Jan 8, 2025

And Finally The Discussions Of Practicalities Begin

      From The Hill:

 On Jan. 5, President Biden signed into law the Social Security Fairness Act, which will provide new or additional Social Security benefits for about 3 million individuals who receive government pensions from jobs not covered by Social Security. …

The Social Security Administration (SSA) will now need to quickly scramble and begin issuing large back payments to millions of individuals. 

Complicating the issue, SSA received its administrative budget via a continuing resolution with no provision for the potentially large start-up costs to implement the legislation. SSA’s administrative budget has been in sharp decline over several years, and the agency recently testified before Congress that it now has “one of the lowest staffing levels in 50 years.” 

It is unlikely SSA has the bandwidth to implement the new benefit structure seamlessly, quickly and correctly.

8 comments:

Anonymous said...

Trump will be in charge of implementing these payments. Does anybody believe that this repeal legislation will be on top of his list?

President-elect Trump also supported the legislation, and it will fall to his administration to actually make the new benefit structure a reality. This will be a challenge, partly because of the chaotic legislative process that brought the law into effect.

Anonymous said...

Probably a 1/3 of our phone and walk-in traffic so far this week has been people calling wanting their money or to schedule an appointment to file. We are getting Recons due to the “illegal offset of benefits” that now go to PC to flood their system. Absolutely terrible timing.

Anonymous said...

The implementation/execution of legislation is a blind spot for Democrats too. If Dems want to prove government can be competent and efficient, details matter. And while it may be politically impractical to design procedures within the legislative document, there is nothing preventing Congressional leaders from taking on a more direct oversight role in the critical 12 months following the passage of legislation. At the very least it would educate Congress on the inner workings of complex executive agencies.

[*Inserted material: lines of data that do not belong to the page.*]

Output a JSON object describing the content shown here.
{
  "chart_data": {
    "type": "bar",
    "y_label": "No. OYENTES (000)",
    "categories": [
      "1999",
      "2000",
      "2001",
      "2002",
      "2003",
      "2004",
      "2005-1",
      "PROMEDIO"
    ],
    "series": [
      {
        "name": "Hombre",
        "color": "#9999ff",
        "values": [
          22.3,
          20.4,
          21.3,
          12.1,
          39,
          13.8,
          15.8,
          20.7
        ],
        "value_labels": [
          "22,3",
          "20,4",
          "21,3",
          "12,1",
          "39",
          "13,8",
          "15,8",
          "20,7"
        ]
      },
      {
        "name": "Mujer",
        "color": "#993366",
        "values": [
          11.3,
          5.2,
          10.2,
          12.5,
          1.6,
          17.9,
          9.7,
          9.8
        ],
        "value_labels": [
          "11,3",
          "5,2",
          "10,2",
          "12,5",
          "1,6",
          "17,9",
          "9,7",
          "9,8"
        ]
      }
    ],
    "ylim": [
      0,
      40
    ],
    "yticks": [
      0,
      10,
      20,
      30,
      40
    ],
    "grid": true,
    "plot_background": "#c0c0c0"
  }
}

And with the Supreme Court tossing out deference to agency interpretation of legislation, Congress has an opportunity to claw back some power from the executive branch. The alternative is a unaccountable "unitary executive"--which absolutely will be tested in the new Trump administration.

Anonymous said...

Without some adjustment, SSA will once again find itself in a “rob Peter to pay Paul” situation, where some members of the public receive poor service so that others can be served.

Anonymous said...

1102 am as a CS I would send to pc but write a note to dismiss the recon and ssa should have a specialized workflow to dismiss all the “illegal” offset recons

Anonymous said...

Agreed- they should've made it a future effective date just to allow SSA time to make everything right. Now we'll have missed entitlement, questionable retroactive dates for those establishing new leads, and how to even begin contacting those who we refused to take applications from in years past due to total GPO offset that may not know they need to file. All of this mess only to result in paying those beneficiaries with massive federal and state pensions an extra $360/mo on average... while the media makes it sound like they're destitute and homeless on their CSRS and state pensions.

Anonymous said...

After 40 years,the public now has a right to receive these benefits.However SSA must be given a reasonable amount of time to implement the law.Having worked for SSA for 40 years I have seen similar situations.During my tenure we were always unstaffed.Since it is new law it will probably be given some priority.Also after a reasonable amount of time people will start contacting their Congressional representatives.
I already told my wife if I die she’s entitled to the underpayment.
After 40 years of serving the public I do not believe my CSRS pension is overly generous.
WEP&GPO we’re in fact “means testing “and totally unfair.

Anonymous said...

WEP and GPO are not open to reconsideration appeal unless these offsets were imposed within the last 60 days. NH has 60 days from the date of the initial determination to file a reconsideration.

Unless the appeal is filed within 60 days or there is good cause for late filing, SSA-561 Request for Reconsideration should not be taken by the FO. The payment centers will just have to dismiss the reconsideration requests as untimely filed.

WEP or GPO imposed years ago is not a reconsideration issue.